Two thousand people filled Adams Street in 1915 to watch a steam locomotive puff its way from Third Street to the courthouse square.
The engine – the Chicago & Alton Railroad’s No. 533 – was set up on the south lawn of the Sangamon County Courthouse (today’s Old State Capitol) and served as the centerpiece of downtown Springfield’s last Illinois State Fair carnival.
Temporary tracks were laid on Adams Street between the Third Street railroad line and the courthouse, and a giant derrick lifted the engine off its regular tracks onto the temporary rails.
The transfer took place Sept. 15, 1915. The Illinois State Journal described the move the next day.
That the crowd was witnessing a very unusual feat was emphasized by the fact that railroad officials galore from both St. Louis and Chicago made special trips to this city to be present when the big engine cautiously wended its way down one of the main streets of the capital.

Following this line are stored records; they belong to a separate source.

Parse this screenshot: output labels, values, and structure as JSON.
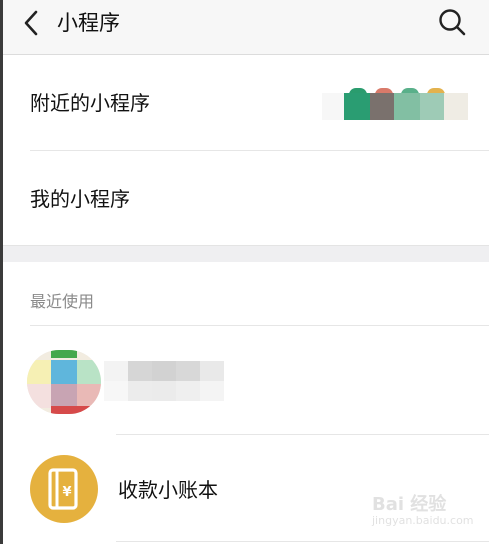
{
  "header": {
    "title": "小程序",
    "back_icon": "chevron-left-icon",
    "search_icon": "search-icon"
  },
  "menu": {
    "nearby_label": "附近的小程序",
    "mine_label": "我的小程序"
  },
  "recent": {
    "section_label": "最近使用",
    "items": [
      {
        "name": "",
        "icon": "blurred-app-icon"
      },
      {
        "name": "收款小账本",
        "icon": "ledger-yen-icon"
      }
    ]
  },
  "watermark": {
    "brand": "Bai 经验",
    "url": "jingyan.baidu.com"
  },
  "colors": {
    "header_bg": "#f7f7f7",
    "separator_bg": "#efeff1",
    "ledger_icon_bg": "#e5b13e"
  }
}
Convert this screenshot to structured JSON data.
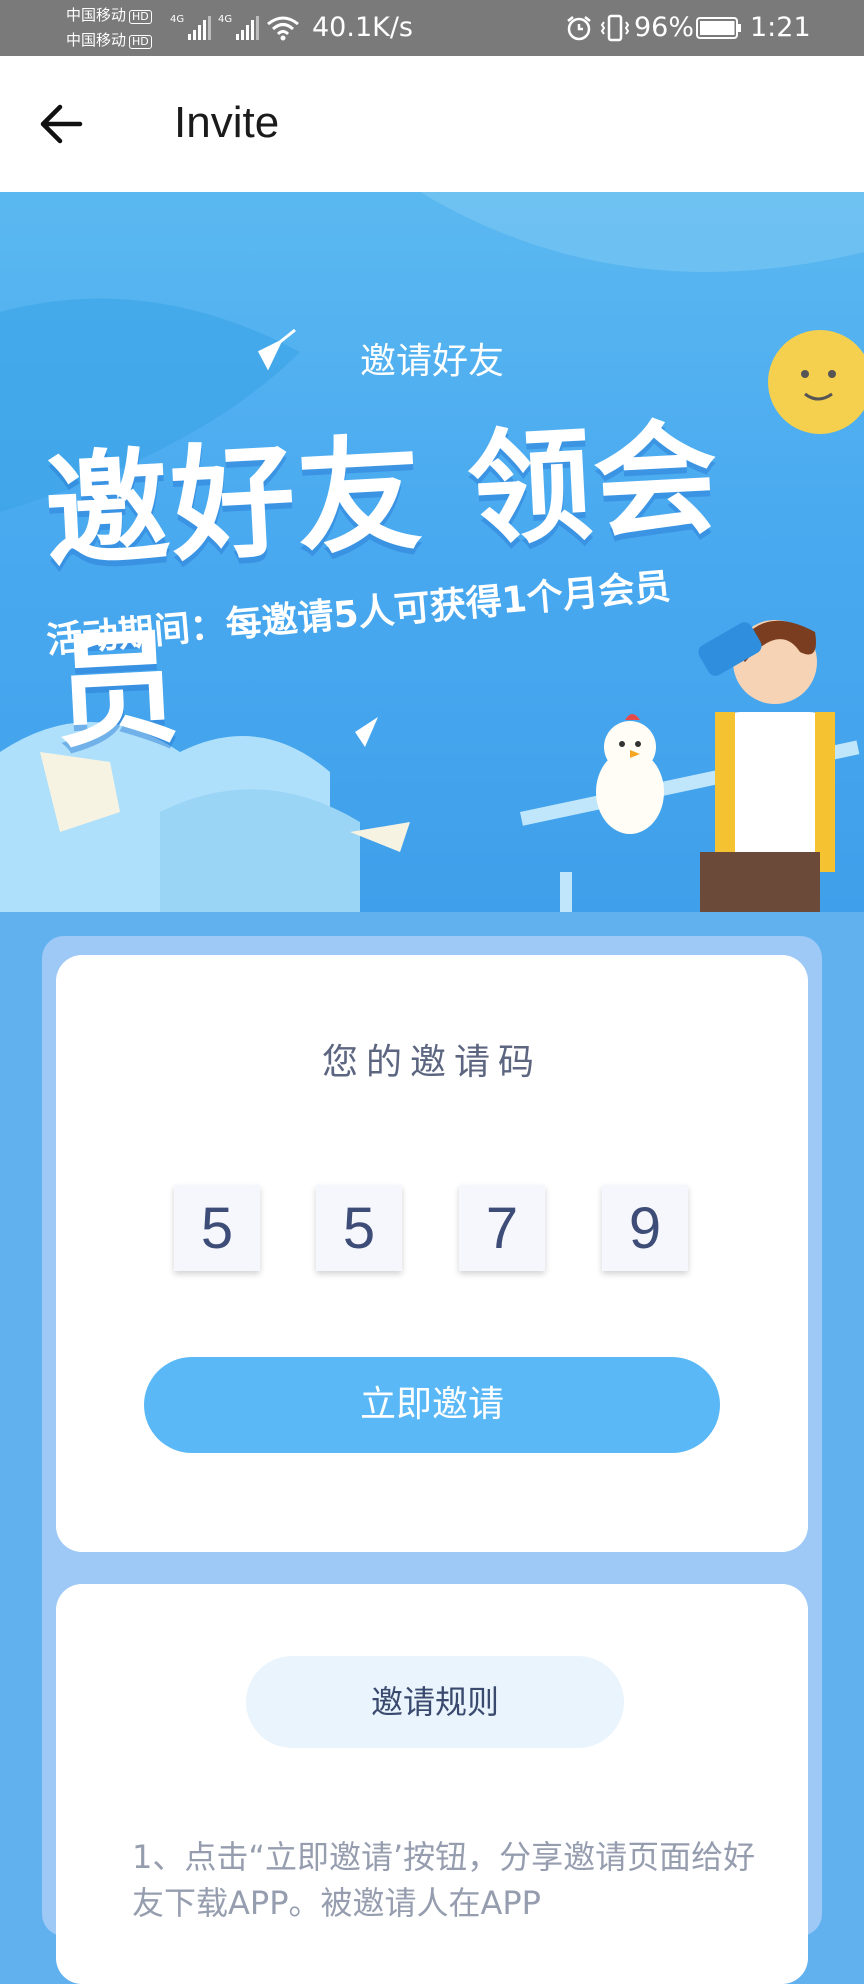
{
  "status_bar": {
    "carrier_1": "中国移动",
    "carrier_2": "中国移动",
    "hd_badge": "HD",
    "network_type": "4G",
    "net_speed": "40.1K/s",
    "battery_percent": "96%",
    "battery_level": 0.96,
    "time": "1:21",
    "icons": [
      "signal-icon",
      "wifi-icon",
      "alarm-icon",
      "vibrate-icon",
      "battery-icon"
    ]
  },
  "header": {
    "title": "Invite",
    "back_icon": "arrow-left-icon"
  },
  "banner": {
    "small_title": "邀请好友",
    "headline": "邀好友 领会员",
    "subtitle": "活动期间：每邀请5人可获得1个月会员"
  },
  "invite_code": {
    "label": "您的邀请码",
    "digits": [
      "5",
      "5",
      "7",
      "9"
    ],
    "button_label": "立即邀请"
  },
  "rules": {
    "title": "邀请规则",
    "text": "1、点击“立即邀请’按钮，分享邀请页面给好友下载APP。被邀请人在APP"
  },
  "colors": {
    "accent": "#5bb8f6",
    "page_background": "#62b1ef",
    "card_wrapper": "#9ec9f7",
    "digit_text": "#3e4d77"
  }
}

… ((T) operation was a very delicate matter. Under the guidance of the most skillful men in the employ of the road, the engine and tender separately were moved inch by inch from the main tracks of the road to the temporary tracks in Adams street.
In its story, the Illinois State Register explained the purpose of the relocated engine.
The engine is to be used in supplying steam for the vapor illuminating system to be used during the carnival. Perforated piping has been placed about the cornices of the court house and the pipes will then be filled with steam from the locomotive. Vari-colored lights on adjacent buildings will throw their colors on the rising vapor, making an indescribably sight of beauty. The new scheme of illumination is one of the most unique ever attempted in the city.
The light show was only part of the carnival lineup. Acts included the Kell Trio, with a “novel comedy sketch act;” the Frisco Quartet, “a group of colored singers who are recognized as among the best carnival entertainers on the road,” and the Boston Bulls, a dog act.
The headliners, however, were Dare Devil Hurley and Mademoiselle LaBella. The mademoiselle, the Register said, was to “speed down a steep incline on a bicycle and the wheel she rides will give a flip and she will proceed up another incline while Hurley on a trapeze will reach down and swing her from the bicycle to the trapeze.”
“Those who are in charge of the program promise that this stunt will prove to be one of the best features ever seen during carnival week of the fair.”
The state fair itself offered little or no non-farm entertainment, especially in the evenings, in the late 19th and early 20th centuries. The city and its businesses took advantage of the void, drawing fairgoers downtown with evening carnivals featuring rides, parades and vaudeville acts. The arches that sat on all four corners of the square from 1899 to 1921 were erected as part of downtown’s fair week attractions.
In 1907, however, Happy Hollow was built in a valley just inside the fairgrounds’ Main Gate. Over the next few years, the fair gradually expanded its own entertainment offerings, with rides, circuses and fireworks.
Finally, at the urging of the state agriculture board, the Springfield Commercial Association agreed in 1916 not to sponsor a downtown carnival “in order that all efforts might be concentrated on a night show at the state fair grounds.”